L’oiseau, si intraitable jusqu’alors, se laissa toucher et caresser par le vieux roi, qui aussitôt se trouva complètement guéri et rajeuni.

Alors la princesse raconta, devant toute la cour réunie, la trahison dont Luduenn avait été victime de la part de ses deux aînés, et demanda que ceux-ci fussent traités comme ils le méritaient.

Le vieux monarque, furieux, s’écria :

— Qu’on fasse chauffer un four et qu’on les y jette !

Ce qui fut fait.

Luduenn fut ensuite marié à la princesse Marcassa, et il y eut, à cette occasion, des fêtes magnifiques et des festins continuels, où le vieux roi s’oublia, dit-on, et mourut d’indigestion.

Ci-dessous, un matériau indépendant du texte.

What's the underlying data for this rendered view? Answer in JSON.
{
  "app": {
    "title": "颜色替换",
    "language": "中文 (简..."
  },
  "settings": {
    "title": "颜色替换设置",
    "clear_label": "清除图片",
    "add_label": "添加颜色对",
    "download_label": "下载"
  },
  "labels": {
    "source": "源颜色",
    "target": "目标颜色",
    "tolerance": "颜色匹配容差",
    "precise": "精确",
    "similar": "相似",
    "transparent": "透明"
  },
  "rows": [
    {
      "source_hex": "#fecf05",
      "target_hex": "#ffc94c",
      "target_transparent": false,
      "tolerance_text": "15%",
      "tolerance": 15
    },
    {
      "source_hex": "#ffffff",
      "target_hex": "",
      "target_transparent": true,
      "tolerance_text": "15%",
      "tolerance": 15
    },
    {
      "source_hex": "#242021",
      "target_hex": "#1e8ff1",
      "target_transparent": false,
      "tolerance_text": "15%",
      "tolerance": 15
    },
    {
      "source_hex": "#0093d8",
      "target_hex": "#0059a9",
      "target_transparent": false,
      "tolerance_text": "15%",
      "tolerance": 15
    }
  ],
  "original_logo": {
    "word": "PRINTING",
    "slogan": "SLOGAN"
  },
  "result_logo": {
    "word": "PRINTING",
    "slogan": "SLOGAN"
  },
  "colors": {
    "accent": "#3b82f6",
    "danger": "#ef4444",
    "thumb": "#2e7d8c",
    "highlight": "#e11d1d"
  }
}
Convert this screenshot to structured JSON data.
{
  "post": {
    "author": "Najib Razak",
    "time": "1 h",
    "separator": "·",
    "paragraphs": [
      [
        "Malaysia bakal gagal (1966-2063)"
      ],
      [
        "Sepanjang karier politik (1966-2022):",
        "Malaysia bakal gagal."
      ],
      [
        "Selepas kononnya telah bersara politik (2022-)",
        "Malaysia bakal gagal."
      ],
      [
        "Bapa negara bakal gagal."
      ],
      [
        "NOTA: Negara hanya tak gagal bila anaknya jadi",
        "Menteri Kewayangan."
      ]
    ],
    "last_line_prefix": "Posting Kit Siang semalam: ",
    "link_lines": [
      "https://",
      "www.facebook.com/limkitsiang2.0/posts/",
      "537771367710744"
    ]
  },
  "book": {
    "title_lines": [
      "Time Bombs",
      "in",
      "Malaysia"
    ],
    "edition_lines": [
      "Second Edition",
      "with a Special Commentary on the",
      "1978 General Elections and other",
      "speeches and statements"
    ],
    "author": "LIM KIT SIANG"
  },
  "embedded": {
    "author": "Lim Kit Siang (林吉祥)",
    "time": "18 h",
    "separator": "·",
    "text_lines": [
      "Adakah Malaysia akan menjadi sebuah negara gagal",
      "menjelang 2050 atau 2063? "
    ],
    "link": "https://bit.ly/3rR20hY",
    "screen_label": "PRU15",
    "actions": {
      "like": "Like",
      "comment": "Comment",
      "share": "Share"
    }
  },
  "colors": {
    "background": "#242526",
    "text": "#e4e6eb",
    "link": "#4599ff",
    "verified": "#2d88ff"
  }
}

Luduenn fut alors couronné roi, à sa place.


Conté par Marie Manac’h, servante, de Plougasnou.
— Mars 1875.


Ce conte, qui pourrait aussi bien rentrer dans le cycle de la Princesse aux Cheveux d’Or, a des ressemblances frappantes avec un conte slave publié par M. Alexandre Chodzko, sous le nom de Ohnivak ou l’Oiseau de feu, dans son très intéressant recueil : Contes des paysans et des pâtres Slaves.




  1. Ce nom doit être altéré, mais je ne vois pas bien quelle pouvait en être la forme première.
  2. Bro-Saoz, pays des Saxons, c'est le nom que les Bretons donnent à l’Angleterre, dans leur langue.